Mixed martial arts documentary

Tough Guys is a 2017 documentary film that explores the development of mixed martial arts as a mainstream sporting event in the United States from 1979-1983. The principal characters are Bill Viola and Frank Caliguri, who founded CV Productions together. The film made its debut at the AFI Film Festival of 2017. Its first network television showing premiered on Showtime, September 15, 2017. Filming took place at 18 locations throughout Pennsylvania, New York, and Florida including Allegheny Shotokan Karate and Denny's restaurant.

==Synopsis==
In 1979, more than a decade before the Ultimate Fighting Championship (UFC), CV Productions created a new sport that involved an anything-goes fight league that recruited street fighters, wrestlers, martial artists, boxers and brawlers.
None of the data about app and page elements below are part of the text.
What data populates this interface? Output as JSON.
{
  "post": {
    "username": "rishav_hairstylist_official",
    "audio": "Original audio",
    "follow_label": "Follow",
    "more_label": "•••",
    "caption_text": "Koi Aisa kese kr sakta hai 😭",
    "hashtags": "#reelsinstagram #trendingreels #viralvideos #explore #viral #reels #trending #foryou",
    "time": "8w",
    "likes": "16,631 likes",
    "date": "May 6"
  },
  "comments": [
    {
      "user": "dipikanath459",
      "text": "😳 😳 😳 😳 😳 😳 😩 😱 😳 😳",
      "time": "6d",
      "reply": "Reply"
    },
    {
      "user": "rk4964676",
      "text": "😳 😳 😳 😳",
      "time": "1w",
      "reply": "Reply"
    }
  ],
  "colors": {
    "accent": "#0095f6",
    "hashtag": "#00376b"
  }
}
The film chronicles the Tough Guys' first bouts and the cast of fighters who stepped into the ring. The film documents the Tough Guy vs Toughman controversy.

In the documentary, CV Productions becomes subject to political scrutiny that sparked a chain of events ending in the passage of the Tough Guy Law, Senate Bill 632, the first mixed martial arts ban in the nation. The sport then remained dormant until the UFC resurrected the concept in 1993.

== Background ==
Tough Guys was inspired by the book Godfathers of MMA published by Kumite Classic Entertainment and written by Bill Viola Jr and Dr. Fred Adams. The book was featured in The Tough Guys exhibit at the Heinz History Center, which recognized Viola and Califuri as the co-creators of MMA, and caught the attention of Pittsburgh Post-Gazette reporter Robert Zullo. After Zullo read the book, he connected Bill Viola with MinusL productions to produce a film about the history of MMA. Viola Jr. also re-released an updated version of his book re-titled and re-branded as “Tough Guys” to coincide with the film's release.